All '60-'62 wheels (both base and wide ones) are in body color, except '62s with whitewalls and base 5" wheels had Black wheels. In thinking about it, the designers probably made this change for a better appearance with the new '62 narrow whitewalls which were Black between the wheel and the whitewall. Until a '62 turns up with original whitewalls mounted on Black 5.5" wide wheels on a non-Black car, we should agree that all wide wheels in '62 were painted body color. Dale Pearman (see Restorer; Volume 18, #1; Summer 1991; pages 36-37), Ray Masciarella and John Amgwert (see Restorer; Volume 18, #2; Fall 1991; pages 30-31) have addressed this color issue in detail.
Original RPO 276 wide wheels are of riveted construction rather than welded, do not have tire bead safety depressions on their rims, and have large valvestem holes. The manufacturer markings inside were stamped in before the rim was formed. One is a circular 'Kelsey Hayes -Made in USA' logo; another looks like a 'cattle brand' - a round logo with the number 4 inside it. Also inside, near the logos, some original wheels have 15X5 1/2K and no date; others have a smaller 15X5 1/2 - K (note the dash) and date, i.e., 60 for the year and one a small number stamped crookedly near it denoting the month. The only outside marking is one embossed 'GM' on the front near the lug holes.
Replacement '8080' wide wheels have their rims welded to their centers rather than riveted and have two nubs near their smaller valvestem holes. Another noticeable distinction are bead safety grooves which originals do not have. These wheels will not fit over 1959-62 front hubs unless their center holes are ground out slightly. Original base 1963-64 wheels are also 5.5" wide and don't have the tire bead safety retaining depression on their back rim, just on the front, and are similar to '8080' wheels.
LPO 1408 called for nylon 4-ply blackwall tires and was offered at the beginning of the 1959 model year. When they were mounted on the optional wide wheels, the spare tire board was raised enough to interfere with the trunk latch. As a result an AIM change on February 24, 1959, called for additional notching of the board and mat to clear the trunk lid latch.

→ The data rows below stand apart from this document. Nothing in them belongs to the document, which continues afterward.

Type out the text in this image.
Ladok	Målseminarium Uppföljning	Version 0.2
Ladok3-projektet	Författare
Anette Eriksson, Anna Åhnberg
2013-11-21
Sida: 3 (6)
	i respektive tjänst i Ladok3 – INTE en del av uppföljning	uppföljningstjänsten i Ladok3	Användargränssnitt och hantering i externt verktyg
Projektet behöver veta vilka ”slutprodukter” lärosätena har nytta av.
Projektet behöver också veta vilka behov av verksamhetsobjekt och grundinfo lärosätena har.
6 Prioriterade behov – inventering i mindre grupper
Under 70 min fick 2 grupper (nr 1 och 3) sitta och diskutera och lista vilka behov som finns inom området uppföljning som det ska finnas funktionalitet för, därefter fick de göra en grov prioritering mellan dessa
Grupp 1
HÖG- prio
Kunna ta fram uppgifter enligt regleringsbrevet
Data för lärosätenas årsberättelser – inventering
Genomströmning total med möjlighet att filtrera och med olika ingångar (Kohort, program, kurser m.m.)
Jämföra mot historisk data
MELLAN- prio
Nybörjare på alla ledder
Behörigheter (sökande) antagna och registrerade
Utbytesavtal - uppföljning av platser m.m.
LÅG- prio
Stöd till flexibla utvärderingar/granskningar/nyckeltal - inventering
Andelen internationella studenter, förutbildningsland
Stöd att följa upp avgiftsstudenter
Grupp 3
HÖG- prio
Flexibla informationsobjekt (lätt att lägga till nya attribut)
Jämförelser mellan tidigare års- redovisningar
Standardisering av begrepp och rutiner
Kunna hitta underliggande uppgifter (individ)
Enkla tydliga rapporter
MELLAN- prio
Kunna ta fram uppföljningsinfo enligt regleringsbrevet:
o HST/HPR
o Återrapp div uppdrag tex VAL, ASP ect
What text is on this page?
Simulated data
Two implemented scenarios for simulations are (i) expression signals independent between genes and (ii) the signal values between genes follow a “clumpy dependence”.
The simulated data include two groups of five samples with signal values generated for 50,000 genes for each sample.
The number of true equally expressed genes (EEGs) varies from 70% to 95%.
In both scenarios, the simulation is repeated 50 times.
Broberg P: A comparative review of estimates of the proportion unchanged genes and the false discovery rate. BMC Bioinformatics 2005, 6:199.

LPO 1625, a 24 gallon tank became available in mid 1959. It was made of fiberglass unlike the early '56-'57 factory racers which had large metal tanks. In 1961 LPO 1625 cost $161.40. In 1962 the large tank became RPO 488 and its cost fell to $118.40; 65 cars were shipped with RPO 488. These 'tankers' had to be hardtop only cars since the large tank used up the space where the folding top was stowed. In 1962 the previously optional heater became standard equipment so a new RPO 610 was added which was 'heater delete'.

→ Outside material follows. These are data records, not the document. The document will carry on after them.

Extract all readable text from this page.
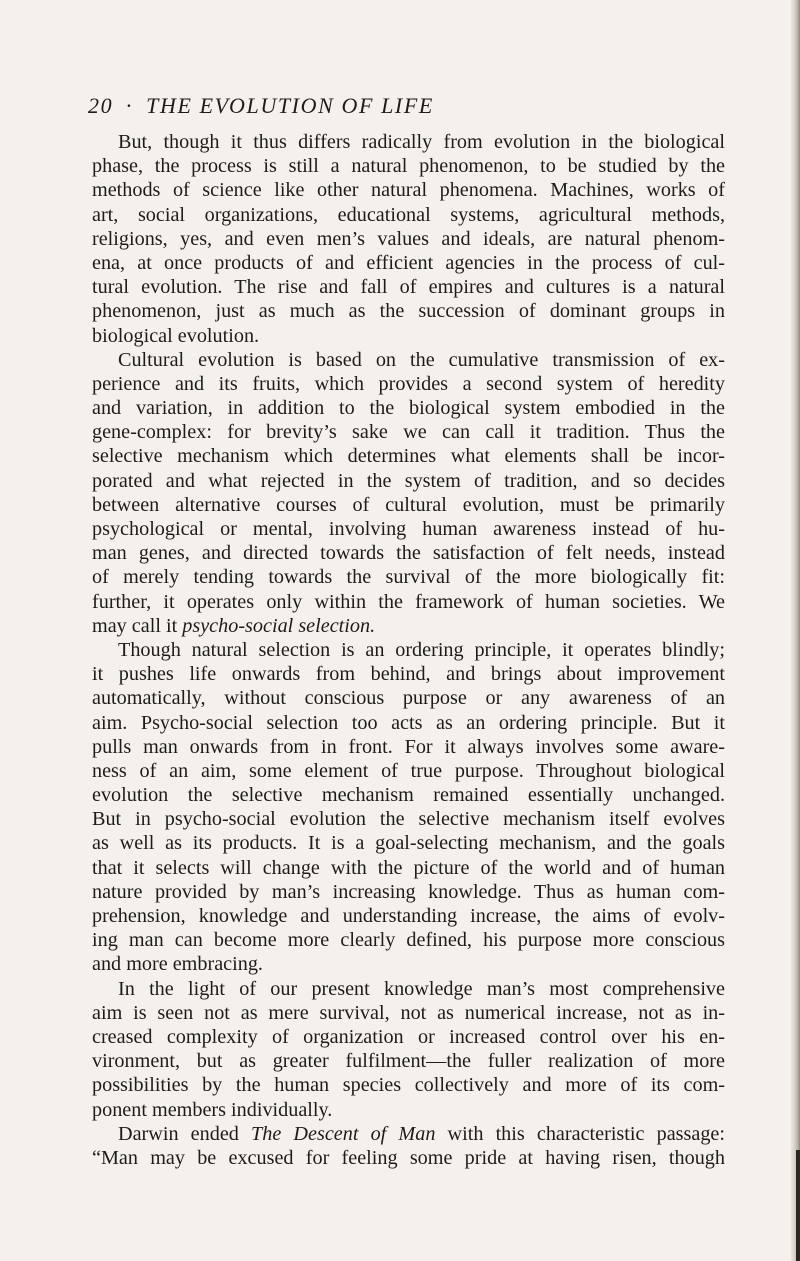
20 · THE EVOLUTION OF LIFE
But, though it thus differs radically from evolution in the biological
phase, the process is still a natural phenomenon, to be studied by the
methods of science like other natural phenomena. Machines, works of
art, social organizations, educational systems, agricultural methods,
religions, yes, and even men’s values and ideals, are natural phenom-
ena, at once products of and efficient agencies in the process of cul-
tural evolution. The rise and fall of empires and cultures is a natural
phenomenon, just as much as the succession of dominant groups in
biological evolution.
Cultural evolution is based on the cumulative transmission of ex-
perience and its fruits, which provides a second system of heredity
and variation, in addition to the biological system embodied in the
gene-complex: for brevity’s sake we can call it tradition. Thus the
selective mechanism which determines what elements shall be incor-
porated and what rejected in the system of tradition, and so decides
between alternative courses of cultural evolution, must be primarily
psychological or mental, involving human awareness instead of hu-
man genes, and directed towards the satisfaction of felt needs, instead
of merely tending towards the survival of the more biologically fit:
further, it operates only within the framework of human societies. We
may call it psycho-social selection.
Though natural selection is an ordering principle, it operates blindly;
it pushes life onwards from behind, and brings about improvement
automatically, without conscious purpose or any awareness of an
aim. Psycho-social selection too acts as an ordering principle. But it
pulls man onwards from in front. For it always involves some aware-
ness of an aim, some element of true purpose. Throughout biological
evolution the selective mechanism remained essentially unchanged.
But in psycho-social evolution the selective mechanism itself evolves
as well as its products. It is a goal-selecting mechanism, and the goals
that it selects will change with the picture of the world and of human
nature provided by man’s increasing knowledge. Thus as human com-
prehension, knowledge and understanding increase, the aims of evolv-
ing man can become more clearly defined, his purpose more conscious
and more embracing.
In the light of our present knowledge man’s most comprehensive
aim is seen not as mere survival, not as numerical increase, not as in-
creased complexity of organization or increased control over his en-
vironment, but as greater fulfilment—the fuller realization of more
possibilities by the human species collectively and more of its com-
ponent members individually.
Darwin ended The Descent of Man with this characteristic passage:
“Man may be excused for feeling some pride at having risen, though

The majority of RPO cars were purchased by enthusiasts who planned to race them. Jack Podell (of fuel injection fame) owned a 1959 RPO car which still had its original window sticker and dealer paperwork. Bob Bondurant borrowed it from its owner and won the Palm Springs race that year. This car left the St. Louis factory with a Solid White exterior, Red interior, five Black RPO 276 wide wheels, standard blackwall tires, and was fully optioned with two tops, heater, radio, courtesy lights, visors, and a windshield washer, as well as, FI, a 4 speed, 4.11 gears and RPO 684.

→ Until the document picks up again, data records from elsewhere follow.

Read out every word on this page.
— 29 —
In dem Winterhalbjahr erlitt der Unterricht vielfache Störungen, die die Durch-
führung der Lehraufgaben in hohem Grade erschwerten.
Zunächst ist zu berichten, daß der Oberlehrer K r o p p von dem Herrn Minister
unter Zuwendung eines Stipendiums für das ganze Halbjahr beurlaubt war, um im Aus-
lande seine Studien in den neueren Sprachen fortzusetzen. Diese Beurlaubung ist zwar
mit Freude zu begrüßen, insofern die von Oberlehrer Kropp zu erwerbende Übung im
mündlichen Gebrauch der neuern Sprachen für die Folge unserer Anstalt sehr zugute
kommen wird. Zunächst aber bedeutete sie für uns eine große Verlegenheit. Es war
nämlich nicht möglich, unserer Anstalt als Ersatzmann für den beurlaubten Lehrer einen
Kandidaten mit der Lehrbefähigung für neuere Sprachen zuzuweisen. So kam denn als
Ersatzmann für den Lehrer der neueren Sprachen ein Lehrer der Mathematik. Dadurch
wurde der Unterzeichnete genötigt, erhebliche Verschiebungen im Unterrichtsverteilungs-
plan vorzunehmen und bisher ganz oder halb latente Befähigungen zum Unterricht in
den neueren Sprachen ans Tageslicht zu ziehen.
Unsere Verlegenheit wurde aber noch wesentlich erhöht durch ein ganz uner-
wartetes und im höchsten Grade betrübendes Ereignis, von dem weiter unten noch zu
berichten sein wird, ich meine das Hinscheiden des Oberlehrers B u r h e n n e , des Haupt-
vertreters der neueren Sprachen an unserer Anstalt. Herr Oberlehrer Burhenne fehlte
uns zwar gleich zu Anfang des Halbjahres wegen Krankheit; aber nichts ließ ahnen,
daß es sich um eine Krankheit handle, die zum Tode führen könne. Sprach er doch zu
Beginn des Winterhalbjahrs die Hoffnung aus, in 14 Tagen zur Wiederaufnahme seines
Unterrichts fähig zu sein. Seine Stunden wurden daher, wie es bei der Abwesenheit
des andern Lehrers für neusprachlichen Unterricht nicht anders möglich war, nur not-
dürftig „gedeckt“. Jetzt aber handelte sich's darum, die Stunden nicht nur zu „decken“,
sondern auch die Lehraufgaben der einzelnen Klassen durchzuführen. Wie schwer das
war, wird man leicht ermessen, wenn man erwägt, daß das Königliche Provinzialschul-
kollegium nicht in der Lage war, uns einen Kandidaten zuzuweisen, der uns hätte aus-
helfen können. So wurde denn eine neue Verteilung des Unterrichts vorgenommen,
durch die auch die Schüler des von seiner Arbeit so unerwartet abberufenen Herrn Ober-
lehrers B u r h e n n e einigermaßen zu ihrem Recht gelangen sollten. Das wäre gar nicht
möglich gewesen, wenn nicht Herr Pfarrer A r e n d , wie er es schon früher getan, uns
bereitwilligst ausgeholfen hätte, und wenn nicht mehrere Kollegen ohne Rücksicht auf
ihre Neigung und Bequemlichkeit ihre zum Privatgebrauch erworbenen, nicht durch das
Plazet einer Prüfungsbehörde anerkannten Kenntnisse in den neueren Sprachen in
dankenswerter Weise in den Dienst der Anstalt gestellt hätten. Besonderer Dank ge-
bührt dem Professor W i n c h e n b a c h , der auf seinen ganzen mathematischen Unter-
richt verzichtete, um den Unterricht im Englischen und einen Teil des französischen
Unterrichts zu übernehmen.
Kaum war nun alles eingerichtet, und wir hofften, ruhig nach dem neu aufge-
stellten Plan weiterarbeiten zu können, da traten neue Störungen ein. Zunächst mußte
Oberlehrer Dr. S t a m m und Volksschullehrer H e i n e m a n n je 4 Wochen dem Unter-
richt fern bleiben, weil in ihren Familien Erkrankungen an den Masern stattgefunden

With the original sale, Harry Mann Chevrolet in Los Angeles added three more wide wheels ($39.21), painted all eight wheels ($28.00) and the body coves Red ($16.15), and then mounted four standard whitewalls ($31.55) and four Firestone 170 Super Sports racing tires and tubes ($261.20). Harry Mann made a little extra on the deal, they kept the five blackwalls and charged the full upgrade-to-whitewall price yet only supplied four whitewalls.
This historic car is a good example of how Corvettes were modified before they even left the dealer. Don't we wish we could still buy wide wheels for $13 apiece?